Step 2: Stage the Raw Content

If your source is a PDF, add a Connector node pointing at the pdf connector and pick the extract-text tool. For HTML or scraped text, route through a Transform node first to strip markup and collapse whitespace. The cleaner the input, the more reliably the model fills the schema.

Step 3: Configure Agent Mode with a Response Schema

Add a Connector node and switch it to Agent Mode. Fill in the Response Schema field with the JSON schema you want returned. Every property should have a type and a description: the description is what guides the model.

{
  "type": "object",
  "properties": {
    "customerName": { "type": "string", "description": "Full legal name from the document header" },
    "orderTotal":   { "type": "number", "description": "Grand total in the document's currency" },
    "currency":     { "type": "string", "description": "ISO 4217 currency code, e.g. USD" },
    "items": {
      "type": "array",
      "items": {
        "type": "object",
        "properties": {
          "name": { "type": "string" },
          "qty":  { "type": "integer", "description": "Quantity ordered" },
          "unitPrice": { "type": "number" }
        },
        "required": ["name", "qty"]
      }
    }
  },
  "required": ["customerName", "orderTotal", "items"]
}

Step 4: Write a Tight Prompt

Your prompt does not need to repeat the schema - the model already sees it. Focus on instructions the schema can't express:

Extract order data from the document below. If a field is missing, omit it
rather than guessing. Use integers for quantities and decimal numbers for
prices. Return all monetary values in the document's original currency.

Document:
{{ extractText.text }}

Step 5: Validate the Result

Add a Connector node pointing at the validation connector with the json tool, or use a Condition node to assert the fields you can't live without (e.g. {{ agent.orderTotal }} > 0). A failed assertion can route to a Human node for manual review instead of writing bad data downstream.

Step 6: Hand Off the Clean Object

The agent's output is now a typed JSON object you can pass straight into any connector - mongodb insert-documents, mysql insert-rows, netsuite create-record, etc.
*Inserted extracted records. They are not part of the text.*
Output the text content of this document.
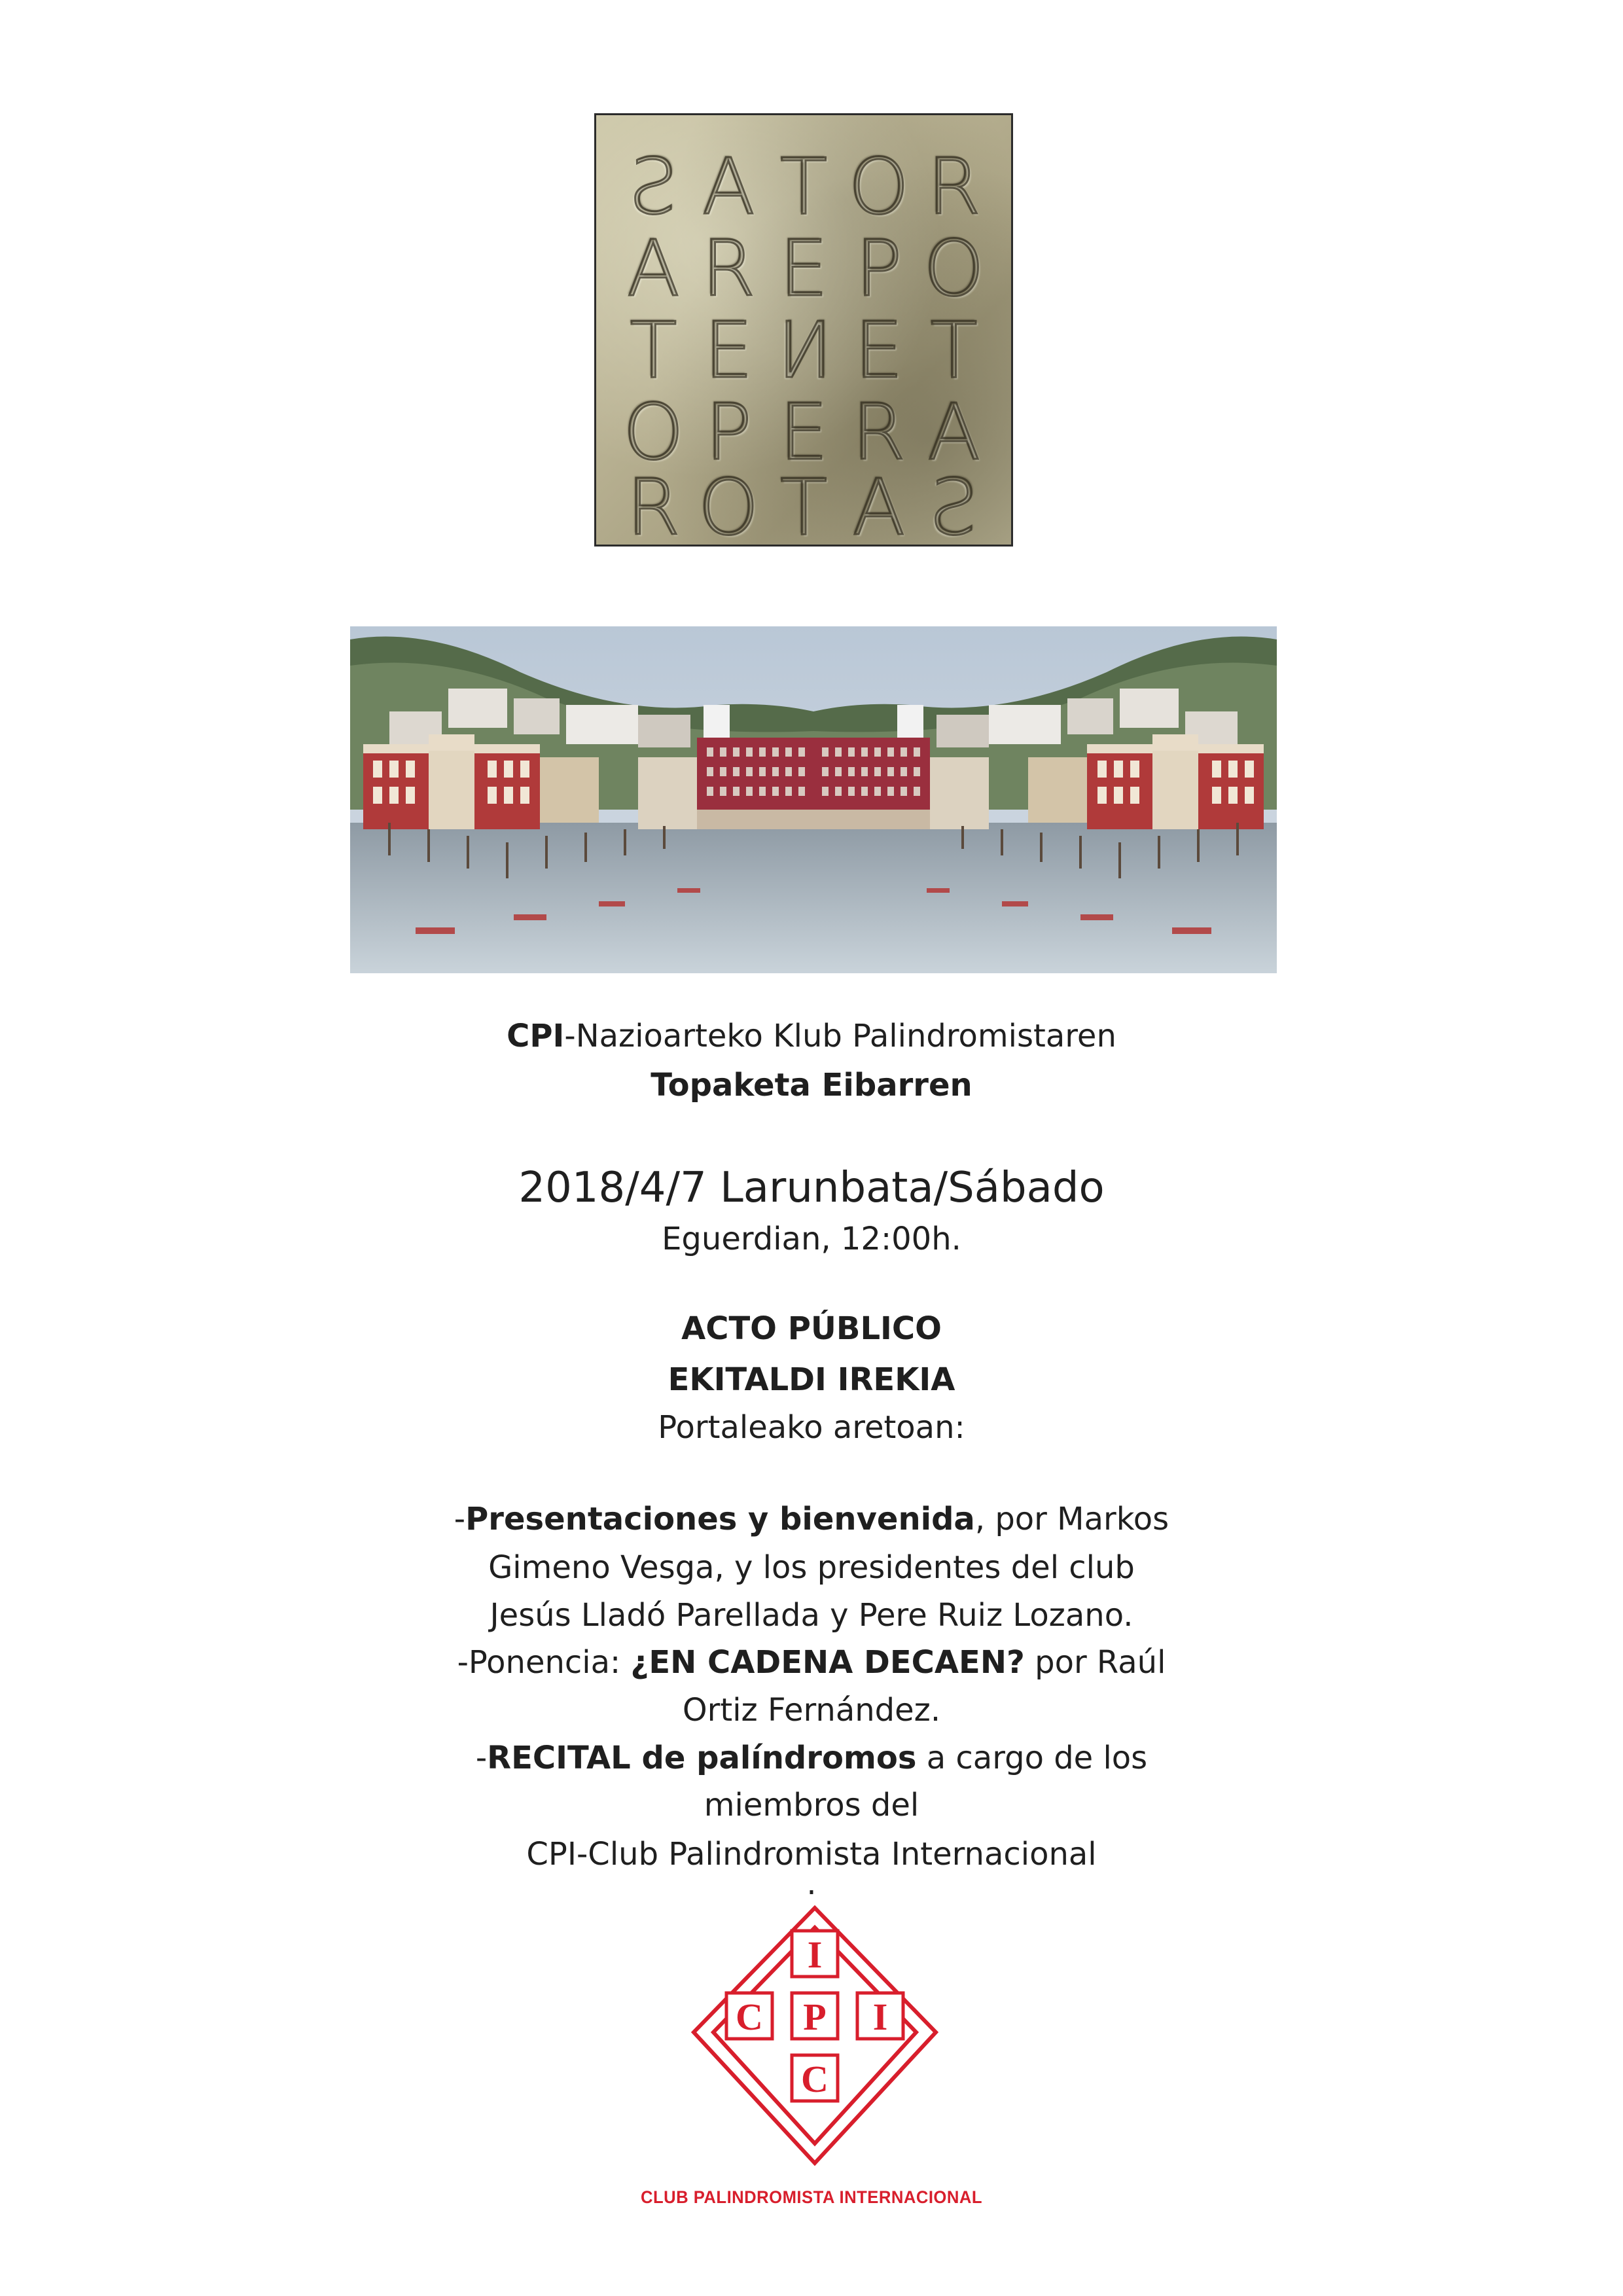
S A T O R
A R E P O
T E N E T
O P E R A
R O T A S
CPI-Nazioarteko Klub Palindromistaren
Topaketa Eibarren
2018/4/7 Larunbata/Sábado
Eguerdian, 12:00h.
ACTO PÚBLICO
EKITALDI IREKIA
Portaleako aretoan:
-Presentaciones y bienvenida, por Markos
Gimeno Vesga, y los presidentes del club
Jesús Lladó Parellada y Pere Ruiz Lozano.
-Ponencia: ¿EN CADENA DECAEN? por Raúl
Ortiz Fernández.
-RECITAL de palíndromos a cargo de los
miembros del
CPI-Club Palindromista Internacional
.
I
C P I
C
CLUB PALINDROMISTA INTERNACIONAL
No string parsing required.

Tips

Field descriptions are the highest-leverage thing you can tune - vague descriptions produce vague extractions.
Mark only the truly mandatory fields as required; over-requiring forces the model to hallucinate when data is missing.
For lists with unknown length, use "items" arrays rather than numbered fields (item1, item2): schemas with arrays generalize far better.
Let Miraxa, the intelligent layer across your automation, scaffold the node for you. Ask it to add a Connector node in Agent Mode with a Response Schema, then fine-tune the fields in the properties panel.

Common Pitfalls

Number vs string - if you declare a field as number, the model still returns valid JSON, but values like "1,200.00" can get coerced to 1. Strip thousand separators upstream or accept a string and parse it.
Schema too large - very deep schemas blow up the prompt and reduce extraction quality. Split into multiple agent steps if you're extracting more than ~15 fields.
Optional fields silently dropped - the model omits fields it can't find. Don't write code that assumes every property is present; default to null in the next Transform step.

Testing

Run the workflow against three representative inputs - one clean, one messy, and one that's deliberately missing a field. Compare the returned JSON against ground truth. If even one of the three trips up, tighten the field descriptions or add a clarifying line to the prompt before turning the trigger on.